Zwei Menschen gelangen via Fahrstuhl in eine Bar, wo sie in der Regel nur von einer "Servicekraft" begrüßt werden. Anschließend bestellen die Gäste etwas, ehe sich der Barkeeper danach erkundigt, ob sich die Menschen an der Theke noch daran erinnern können, was sich denn kurz vor ihrer Ankunft zugetragen hat.

Nachdem 99,9 Prozent der Befragten mit Nein geantwortet haben, wird dem Duo zumeist höflich, aber relativ unmissverständlich klargemacht, dass es nun via Zufallsgenerator ein Spiel auszuwählen habe. Steht dieses fest, geht es auch unmittelbar los. Die beiden Sitznachbarn werden zu Kontrahenten, die im Laufe des Duells irgendwann zu der Erkenntnis gelangen, dass sie bereits tot sind und jetzt darum kämpfen, wie es für sie weitergeht: Landen sie im "Himmel" oder enden sie in der "Hölle"?

Die etwas andere Bar

Wer dieses Etablissement zum ersten Mal sieht, dürfte nicht im Geringsten damit rechnen, dass es sich dabei um eine Art Jüngstes Gericht handelt. Tatsächlich nutzt dieser Anime diese religiösen Begrifflichkeiten allerdings praktisch nicht, und wenn doch - wie im Falle der im letzten Abschnitt in Anführungszeichen gesetzten -, dann nur, um auf diese Weise etwas sehr Komplexes vereinfacht darstellen zu können.

Der Barkeeper ist eigentlich ein sogenannter Schiedsrichter und kein Mensch, wie sich schon bald herausstellt. Der Zuschauer bekommt hauptsächlich einen Eindruck von dem Treiben im Quindecim vermittelt, in dem man passenderweise von Decim bewirtet wird. Ihm zur Seite steht meist eine junge Frau, deren Namen und Geschichte man erst sehr viel später erfährt. Aus Spoiler-Gründen wäre es bedauerlicherweise absolut kontraproduktiv näher auf diese Figur einzugehen, jedoch vielleicht so viel: Ihre Storyline ist es, für die man diesen Anime guten Gewissens endgültig innerlich mit dem Prädikat "besonders wertvoll" auszeichnen kann, wenn man es nicht bereits vorher längst getan hat.

Death Parade

Aber auch ohne auf dieses Highlight einzugehen, fällt es sehr leicht, viele andere inhaltliche Vorzüge respektive Besonderheiten der Serie zu benennen. An erster Stelle muss da sicherlich auf die ganz besondere Stimmung eingegangen werden. Die Handlung spielt fast ausschließlich in der Bar, in der das Licht gedimmt ist und praktisch keine hellen Farben zu entdecken sind. Klammert man den herausragenden, stets wunderbar auf das Dargebotene abgestimmten Score einmal aus, der ohnehin nur für den Rezipienten hörbar ist, wird das Geschehen überwiegend von einer gewissen Ruhe dominiert. In dieser vermeintlich so unaufgeregten Atmosphäre kommt es durchaus auch hin und wieder vor, dass man selbst kurzzeitig vergisst, dass sich hier zwei Tote begegnen. Insbesondere die Auftaktgespräche können nämlich gelegentlich recht locker oder gar amüsant geraten und einem daher schnell einen Streich spielen.

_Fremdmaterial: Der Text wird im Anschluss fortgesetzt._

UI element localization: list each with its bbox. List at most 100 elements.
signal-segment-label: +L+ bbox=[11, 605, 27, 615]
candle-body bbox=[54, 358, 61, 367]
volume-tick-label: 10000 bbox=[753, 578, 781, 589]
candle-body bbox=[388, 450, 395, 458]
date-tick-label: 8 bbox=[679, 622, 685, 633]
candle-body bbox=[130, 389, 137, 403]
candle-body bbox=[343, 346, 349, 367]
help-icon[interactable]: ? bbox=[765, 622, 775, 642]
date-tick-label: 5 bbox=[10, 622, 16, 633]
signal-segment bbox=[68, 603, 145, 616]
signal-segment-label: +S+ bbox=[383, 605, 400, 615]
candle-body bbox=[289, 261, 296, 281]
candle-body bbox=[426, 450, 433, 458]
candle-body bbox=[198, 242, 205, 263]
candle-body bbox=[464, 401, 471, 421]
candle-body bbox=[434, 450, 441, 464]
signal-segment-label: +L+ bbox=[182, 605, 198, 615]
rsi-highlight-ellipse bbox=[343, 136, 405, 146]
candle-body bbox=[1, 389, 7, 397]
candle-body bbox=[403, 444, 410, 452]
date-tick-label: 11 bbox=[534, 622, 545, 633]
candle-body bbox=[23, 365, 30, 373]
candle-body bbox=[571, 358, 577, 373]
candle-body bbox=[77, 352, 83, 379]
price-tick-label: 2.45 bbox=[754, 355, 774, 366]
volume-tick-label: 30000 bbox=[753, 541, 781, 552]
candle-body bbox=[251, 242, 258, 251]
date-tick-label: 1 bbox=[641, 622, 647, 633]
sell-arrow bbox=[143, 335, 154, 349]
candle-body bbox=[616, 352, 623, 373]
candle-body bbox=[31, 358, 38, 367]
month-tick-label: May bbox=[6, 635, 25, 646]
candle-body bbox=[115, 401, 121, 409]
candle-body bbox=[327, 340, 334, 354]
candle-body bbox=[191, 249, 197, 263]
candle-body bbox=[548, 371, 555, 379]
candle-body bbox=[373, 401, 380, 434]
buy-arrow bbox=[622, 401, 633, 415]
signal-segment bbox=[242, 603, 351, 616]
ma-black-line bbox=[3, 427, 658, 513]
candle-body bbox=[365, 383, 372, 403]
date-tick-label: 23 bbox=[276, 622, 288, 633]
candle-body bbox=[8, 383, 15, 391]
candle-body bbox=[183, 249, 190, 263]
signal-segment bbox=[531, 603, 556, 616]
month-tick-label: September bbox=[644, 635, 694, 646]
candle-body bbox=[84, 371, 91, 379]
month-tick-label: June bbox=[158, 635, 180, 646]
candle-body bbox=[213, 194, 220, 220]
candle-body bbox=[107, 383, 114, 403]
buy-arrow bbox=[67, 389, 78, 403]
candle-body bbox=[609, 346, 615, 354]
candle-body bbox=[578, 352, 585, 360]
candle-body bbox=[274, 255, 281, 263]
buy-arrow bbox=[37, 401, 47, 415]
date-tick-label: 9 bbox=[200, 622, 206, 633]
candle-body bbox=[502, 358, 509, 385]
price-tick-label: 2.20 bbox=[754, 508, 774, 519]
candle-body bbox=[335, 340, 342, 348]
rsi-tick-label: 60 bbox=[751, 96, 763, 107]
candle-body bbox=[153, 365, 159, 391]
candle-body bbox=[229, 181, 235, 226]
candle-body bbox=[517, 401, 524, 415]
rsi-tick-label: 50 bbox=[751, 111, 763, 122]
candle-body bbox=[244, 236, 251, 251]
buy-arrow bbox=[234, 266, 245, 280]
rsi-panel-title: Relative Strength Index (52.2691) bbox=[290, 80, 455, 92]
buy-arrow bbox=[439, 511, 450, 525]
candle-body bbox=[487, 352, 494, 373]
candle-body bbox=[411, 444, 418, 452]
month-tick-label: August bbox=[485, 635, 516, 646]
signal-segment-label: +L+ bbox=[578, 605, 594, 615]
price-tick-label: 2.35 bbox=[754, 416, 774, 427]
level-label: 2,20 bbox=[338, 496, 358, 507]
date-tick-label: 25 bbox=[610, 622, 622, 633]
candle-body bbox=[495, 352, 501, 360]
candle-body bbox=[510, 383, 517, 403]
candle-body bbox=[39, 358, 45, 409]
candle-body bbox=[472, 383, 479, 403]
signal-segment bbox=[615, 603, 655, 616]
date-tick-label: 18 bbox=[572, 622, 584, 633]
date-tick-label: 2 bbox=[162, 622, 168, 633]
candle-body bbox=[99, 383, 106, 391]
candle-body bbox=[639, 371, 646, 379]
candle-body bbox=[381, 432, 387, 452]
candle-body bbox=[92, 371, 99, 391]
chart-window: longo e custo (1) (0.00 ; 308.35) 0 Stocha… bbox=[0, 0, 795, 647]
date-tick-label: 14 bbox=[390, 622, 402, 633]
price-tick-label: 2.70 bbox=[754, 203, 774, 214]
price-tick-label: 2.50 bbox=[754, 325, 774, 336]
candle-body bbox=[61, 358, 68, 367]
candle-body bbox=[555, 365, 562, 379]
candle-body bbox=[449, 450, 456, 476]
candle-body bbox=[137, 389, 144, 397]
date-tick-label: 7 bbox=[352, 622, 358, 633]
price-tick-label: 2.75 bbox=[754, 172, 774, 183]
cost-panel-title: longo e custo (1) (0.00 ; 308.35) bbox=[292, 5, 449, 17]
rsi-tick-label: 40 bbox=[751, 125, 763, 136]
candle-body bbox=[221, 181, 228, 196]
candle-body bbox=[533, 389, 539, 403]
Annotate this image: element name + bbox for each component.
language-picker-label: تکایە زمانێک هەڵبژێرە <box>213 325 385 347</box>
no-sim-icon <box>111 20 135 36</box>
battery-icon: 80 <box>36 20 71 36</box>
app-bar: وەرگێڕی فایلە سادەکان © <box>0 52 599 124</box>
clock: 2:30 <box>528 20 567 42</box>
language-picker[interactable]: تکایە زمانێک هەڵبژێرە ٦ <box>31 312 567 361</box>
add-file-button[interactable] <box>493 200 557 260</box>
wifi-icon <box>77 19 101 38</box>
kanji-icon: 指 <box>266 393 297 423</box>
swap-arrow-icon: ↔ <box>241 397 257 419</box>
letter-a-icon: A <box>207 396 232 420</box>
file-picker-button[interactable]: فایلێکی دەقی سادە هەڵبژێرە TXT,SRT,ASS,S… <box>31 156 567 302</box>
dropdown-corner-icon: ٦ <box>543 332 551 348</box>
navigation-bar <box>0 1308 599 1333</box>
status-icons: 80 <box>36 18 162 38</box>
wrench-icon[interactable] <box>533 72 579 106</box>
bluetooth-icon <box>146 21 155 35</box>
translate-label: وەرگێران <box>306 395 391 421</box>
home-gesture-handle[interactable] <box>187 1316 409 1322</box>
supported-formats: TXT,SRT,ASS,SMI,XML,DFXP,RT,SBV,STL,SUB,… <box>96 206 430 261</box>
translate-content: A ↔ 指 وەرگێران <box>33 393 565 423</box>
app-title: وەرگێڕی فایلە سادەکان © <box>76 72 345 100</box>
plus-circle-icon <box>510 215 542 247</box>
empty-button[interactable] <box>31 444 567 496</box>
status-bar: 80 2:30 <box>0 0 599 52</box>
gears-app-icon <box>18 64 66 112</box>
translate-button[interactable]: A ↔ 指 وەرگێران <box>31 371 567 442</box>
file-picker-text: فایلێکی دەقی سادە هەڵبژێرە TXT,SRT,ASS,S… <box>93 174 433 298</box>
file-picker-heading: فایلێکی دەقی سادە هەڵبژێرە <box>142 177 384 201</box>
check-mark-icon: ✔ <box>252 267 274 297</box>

Sobald der erste Kombattant allerdings realisiert, dass es - lebendig oder nicht - hier für ihn um alles geht, wirkt die bis dato recht neutral anmutende Geräuschkulisse plötzlich kühl und unerbittlich. Man hört förmlich das Nichts, das Ende von allem, das dem Teilnehmer im ungünstigsten Falle blüht.

Man erfährt zudem, dass der Fahrstuhl in diesem dimensionalen "Wartezimmer" das Haupttransportmittel ist und es unzählige Stockwerke sowie mehrere Abteilungen gibt. In einer werden beispielsweise die Erinnerungen der Besucher zusammengesetzt, die im Anschluss an Decim und dessen Kollegen weitergeleitet werden, damit die Spielleiter sie als Entscheidungshilfe nutzen können. Darüber hinaus wird recht schnell deutlich, dass diese Zwischenwelt hierarchisch aufgebaut und die langhaarige Nona quasi die Chefin der Schiedsrichter ist, die eine eigene sehr geräumige und sehr grüne Paradies-Etage zu bewohnen scheint. Doch auch sie hat einen Vorgesetzten, der ihr zwar viele Freiheiten lässt, wenn sie im Gegenzug mit ihm regelmäßig Billard spielt, jedoch auch in seinen wenigen Auftritten mehr als nur andeutet, dass es auch für sie Grenzen gibt, die sie besser nicht überschreiten sollte.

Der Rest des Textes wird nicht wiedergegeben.